For the hospital, our project represents an opportunity to mark the end of their occupation of the Victorian Infirmary and Workhouse buildings and with it an era in health and community care. This exhibition is a form of leave-taking.

For Rear Window, collaboration with the hospital has highlighted our own status as members of another institution, the art world. Strategies of operation were created and carried out with a real risk: that the initiative, once set in place, would not create the outcome expected or planned for. It has also questioned the notion of site-specificity: Can any work of art survive in such surrounding? Who is the curator ultimately responsible to if the site triumphs over the work? Who is the artist, to address a social issue? And who are we, to juxtapose the work of professional artists with the outcome of clinically monitored workshops involving service users?

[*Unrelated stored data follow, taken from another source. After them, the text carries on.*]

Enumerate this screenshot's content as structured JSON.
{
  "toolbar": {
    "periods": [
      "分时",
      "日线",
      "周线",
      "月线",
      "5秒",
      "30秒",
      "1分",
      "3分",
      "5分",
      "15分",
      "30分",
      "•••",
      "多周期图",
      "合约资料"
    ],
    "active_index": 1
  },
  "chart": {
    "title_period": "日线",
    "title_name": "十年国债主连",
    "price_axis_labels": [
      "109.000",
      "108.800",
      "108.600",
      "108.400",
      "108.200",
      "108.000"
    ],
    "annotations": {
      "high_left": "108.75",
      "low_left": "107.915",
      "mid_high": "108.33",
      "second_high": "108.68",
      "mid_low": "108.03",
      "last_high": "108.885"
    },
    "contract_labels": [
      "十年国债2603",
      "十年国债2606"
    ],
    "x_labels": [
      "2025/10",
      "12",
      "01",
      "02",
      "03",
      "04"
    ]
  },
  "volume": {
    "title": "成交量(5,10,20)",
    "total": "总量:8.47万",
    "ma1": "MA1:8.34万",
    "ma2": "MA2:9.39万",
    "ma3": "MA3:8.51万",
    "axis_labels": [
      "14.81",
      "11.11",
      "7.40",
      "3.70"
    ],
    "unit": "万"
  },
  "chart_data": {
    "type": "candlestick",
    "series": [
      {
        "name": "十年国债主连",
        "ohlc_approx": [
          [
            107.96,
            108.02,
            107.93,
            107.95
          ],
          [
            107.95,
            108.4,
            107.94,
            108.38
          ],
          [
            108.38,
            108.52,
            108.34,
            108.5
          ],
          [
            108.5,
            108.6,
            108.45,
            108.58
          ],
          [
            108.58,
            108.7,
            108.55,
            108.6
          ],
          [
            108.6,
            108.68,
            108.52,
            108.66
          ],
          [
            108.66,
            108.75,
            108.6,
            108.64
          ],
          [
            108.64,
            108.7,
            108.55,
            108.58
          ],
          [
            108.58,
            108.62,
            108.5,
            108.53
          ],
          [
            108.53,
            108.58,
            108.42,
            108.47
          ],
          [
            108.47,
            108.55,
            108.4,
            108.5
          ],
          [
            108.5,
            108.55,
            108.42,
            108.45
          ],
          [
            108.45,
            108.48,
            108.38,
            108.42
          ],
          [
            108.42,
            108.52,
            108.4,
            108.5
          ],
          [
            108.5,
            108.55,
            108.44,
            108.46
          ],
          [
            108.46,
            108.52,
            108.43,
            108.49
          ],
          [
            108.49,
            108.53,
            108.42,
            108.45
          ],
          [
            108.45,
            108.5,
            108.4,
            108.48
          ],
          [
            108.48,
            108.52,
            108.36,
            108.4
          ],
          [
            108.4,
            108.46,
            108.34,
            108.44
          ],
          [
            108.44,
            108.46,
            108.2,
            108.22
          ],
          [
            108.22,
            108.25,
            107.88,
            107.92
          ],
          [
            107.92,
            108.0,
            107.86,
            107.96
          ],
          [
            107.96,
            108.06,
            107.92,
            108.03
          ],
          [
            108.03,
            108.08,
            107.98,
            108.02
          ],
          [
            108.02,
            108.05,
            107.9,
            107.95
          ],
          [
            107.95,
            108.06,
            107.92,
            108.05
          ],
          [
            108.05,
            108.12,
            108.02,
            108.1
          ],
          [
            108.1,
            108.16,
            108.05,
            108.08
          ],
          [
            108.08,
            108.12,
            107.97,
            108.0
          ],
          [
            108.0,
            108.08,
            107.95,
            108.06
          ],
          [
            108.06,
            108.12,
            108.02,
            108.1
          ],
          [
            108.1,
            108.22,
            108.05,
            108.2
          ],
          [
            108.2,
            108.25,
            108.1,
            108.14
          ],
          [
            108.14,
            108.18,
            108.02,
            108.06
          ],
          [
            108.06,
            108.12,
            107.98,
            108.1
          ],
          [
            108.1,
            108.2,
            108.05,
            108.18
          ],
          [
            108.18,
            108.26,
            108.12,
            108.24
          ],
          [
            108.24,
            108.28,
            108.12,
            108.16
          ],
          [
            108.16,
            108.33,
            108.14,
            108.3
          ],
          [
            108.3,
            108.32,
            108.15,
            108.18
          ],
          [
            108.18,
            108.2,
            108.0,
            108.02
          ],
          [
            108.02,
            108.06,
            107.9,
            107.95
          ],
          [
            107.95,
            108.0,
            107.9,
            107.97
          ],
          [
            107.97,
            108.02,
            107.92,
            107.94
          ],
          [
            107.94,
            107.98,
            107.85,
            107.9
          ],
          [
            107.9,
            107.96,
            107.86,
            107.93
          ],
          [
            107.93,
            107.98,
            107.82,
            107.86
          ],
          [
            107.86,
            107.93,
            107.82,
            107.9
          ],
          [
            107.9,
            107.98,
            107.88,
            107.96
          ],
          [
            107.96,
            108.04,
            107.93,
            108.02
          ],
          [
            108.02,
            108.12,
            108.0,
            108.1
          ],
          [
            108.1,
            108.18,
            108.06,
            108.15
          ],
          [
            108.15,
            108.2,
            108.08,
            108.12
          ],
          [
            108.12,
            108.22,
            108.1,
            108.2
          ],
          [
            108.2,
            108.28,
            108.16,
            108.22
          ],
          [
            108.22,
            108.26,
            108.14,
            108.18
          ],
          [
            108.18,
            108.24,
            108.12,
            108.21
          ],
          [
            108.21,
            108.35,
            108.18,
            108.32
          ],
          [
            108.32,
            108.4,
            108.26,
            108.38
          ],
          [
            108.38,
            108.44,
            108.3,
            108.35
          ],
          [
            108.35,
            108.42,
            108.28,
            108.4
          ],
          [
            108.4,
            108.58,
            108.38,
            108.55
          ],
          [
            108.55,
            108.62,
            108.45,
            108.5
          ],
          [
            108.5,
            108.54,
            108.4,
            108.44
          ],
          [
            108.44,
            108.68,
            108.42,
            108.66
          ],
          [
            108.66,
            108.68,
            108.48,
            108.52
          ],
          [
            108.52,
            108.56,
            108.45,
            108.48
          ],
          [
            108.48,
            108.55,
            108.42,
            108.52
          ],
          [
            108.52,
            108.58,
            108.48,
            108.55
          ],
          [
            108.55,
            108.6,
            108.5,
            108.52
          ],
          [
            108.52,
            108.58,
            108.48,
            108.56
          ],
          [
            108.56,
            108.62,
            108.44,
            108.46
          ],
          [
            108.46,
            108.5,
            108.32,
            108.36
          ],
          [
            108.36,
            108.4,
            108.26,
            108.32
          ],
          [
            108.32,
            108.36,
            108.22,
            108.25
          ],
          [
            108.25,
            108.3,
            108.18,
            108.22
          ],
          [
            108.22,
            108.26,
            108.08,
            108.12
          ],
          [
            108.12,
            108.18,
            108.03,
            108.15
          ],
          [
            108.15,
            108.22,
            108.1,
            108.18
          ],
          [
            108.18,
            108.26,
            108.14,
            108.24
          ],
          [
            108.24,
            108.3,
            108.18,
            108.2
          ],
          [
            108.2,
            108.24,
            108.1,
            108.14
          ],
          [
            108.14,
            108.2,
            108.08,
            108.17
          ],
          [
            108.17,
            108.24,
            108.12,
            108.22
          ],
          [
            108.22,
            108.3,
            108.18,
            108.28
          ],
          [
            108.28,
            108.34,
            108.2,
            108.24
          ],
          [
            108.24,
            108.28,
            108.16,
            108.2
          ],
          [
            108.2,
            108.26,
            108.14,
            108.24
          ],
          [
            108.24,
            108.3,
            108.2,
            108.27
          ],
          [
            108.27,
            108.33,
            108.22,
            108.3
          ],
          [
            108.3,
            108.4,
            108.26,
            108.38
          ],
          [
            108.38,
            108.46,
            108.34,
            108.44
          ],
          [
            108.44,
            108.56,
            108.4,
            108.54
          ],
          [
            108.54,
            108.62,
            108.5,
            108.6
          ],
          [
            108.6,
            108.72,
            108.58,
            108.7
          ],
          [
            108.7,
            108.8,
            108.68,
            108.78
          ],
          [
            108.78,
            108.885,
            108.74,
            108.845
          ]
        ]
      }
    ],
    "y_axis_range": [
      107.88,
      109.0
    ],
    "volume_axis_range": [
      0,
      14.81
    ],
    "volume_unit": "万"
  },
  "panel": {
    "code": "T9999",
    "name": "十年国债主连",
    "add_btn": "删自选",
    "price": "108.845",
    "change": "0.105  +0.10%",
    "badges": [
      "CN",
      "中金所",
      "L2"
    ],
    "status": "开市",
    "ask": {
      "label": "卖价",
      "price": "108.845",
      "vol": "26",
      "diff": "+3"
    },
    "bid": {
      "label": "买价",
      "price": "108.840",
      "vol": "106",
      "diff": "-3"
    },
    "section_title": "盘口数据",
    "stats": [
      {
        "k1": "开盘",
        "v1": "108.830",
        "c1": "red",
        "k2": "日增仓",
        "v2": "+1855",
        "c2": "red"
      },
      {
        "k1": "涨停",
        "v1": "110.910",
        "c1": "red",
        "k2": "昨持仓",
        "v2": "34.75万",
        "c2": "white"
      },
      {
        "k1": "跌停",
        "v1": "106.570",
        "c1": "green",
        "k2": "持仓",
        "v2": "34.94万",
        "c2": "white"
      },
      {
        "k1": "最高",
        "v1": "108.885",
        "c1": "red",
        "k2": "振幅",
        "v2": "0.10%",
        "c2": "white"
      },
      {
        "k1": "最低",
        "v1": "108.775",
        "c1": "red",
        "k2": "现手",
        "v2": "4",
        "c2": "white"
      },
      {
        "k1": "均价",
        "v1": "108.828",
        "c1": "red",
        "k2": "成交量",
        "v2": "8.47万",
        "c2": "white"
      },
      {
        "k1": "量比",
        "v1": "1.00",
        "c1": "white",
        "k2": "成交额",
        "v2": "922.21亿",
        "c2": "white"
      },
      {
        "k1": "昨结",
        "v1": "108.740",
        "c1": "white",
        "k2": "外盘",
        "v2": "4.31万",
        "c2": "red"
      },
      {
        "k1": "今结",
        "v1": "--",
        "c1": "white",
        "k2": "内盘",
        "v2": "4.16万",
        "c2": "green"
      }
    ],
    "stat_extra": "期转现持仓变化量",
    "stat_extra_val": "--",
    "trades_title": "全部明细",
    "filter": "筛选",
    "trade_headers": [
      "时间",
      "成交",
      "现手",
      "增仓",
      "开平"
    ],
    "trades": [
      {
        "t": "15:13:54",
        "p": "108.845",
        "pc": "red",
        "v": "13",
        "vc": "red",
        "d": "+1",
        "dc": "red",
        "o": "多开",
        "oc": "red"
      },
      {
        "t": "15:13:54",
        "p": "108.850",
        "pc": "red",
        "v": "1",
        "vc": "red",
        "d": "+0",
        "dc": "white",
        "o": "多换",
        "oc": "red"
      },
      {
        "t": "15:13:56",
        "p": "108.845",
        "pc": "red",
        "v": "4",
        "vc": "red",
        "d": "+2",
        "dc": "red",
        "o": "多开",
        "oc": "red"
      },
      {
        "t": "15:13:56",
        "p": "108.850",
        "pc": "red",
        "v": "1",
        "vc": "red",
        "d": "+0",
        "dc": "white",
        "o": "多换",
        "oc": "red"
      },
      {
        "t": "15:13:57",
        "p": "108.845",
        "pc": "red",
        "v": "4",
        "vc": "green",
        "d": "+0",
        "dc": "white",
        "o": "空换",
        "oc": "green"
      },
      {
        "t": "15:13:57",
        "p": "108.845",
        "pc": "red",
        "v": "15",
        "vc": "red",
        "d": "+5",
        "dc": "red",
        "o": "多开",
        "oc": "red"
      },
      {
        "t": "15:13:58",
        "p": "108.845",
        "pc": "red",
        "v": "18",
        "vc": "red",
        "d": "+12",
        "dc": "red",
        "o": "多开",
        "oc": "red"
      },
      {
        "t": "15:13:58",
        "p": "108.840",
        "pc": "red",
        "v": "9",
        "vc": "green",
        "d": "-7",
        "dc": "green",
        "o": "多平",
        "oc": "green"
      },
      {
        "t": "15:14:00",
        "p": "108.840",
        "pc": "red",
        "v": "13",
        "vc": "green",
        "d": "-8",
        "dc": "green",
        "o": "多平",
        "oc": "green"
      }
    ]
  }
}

In a way, the boundaries around this collaborative process were set up in order to be blurred, erased, or broken down. What for? As an individual, to satisfy my own feelings of powerlessness as an ex-psychiatric patient. As a member of the community, to engage in a collaboration with “inside” users in order to open a dialogue with the “outside” world. As a curator, to give artists the possibility of addressing social and/or political issues. As an artist, to address the fundamentally equivocal nature of visual language. As a human being, to reappraise the notion of care.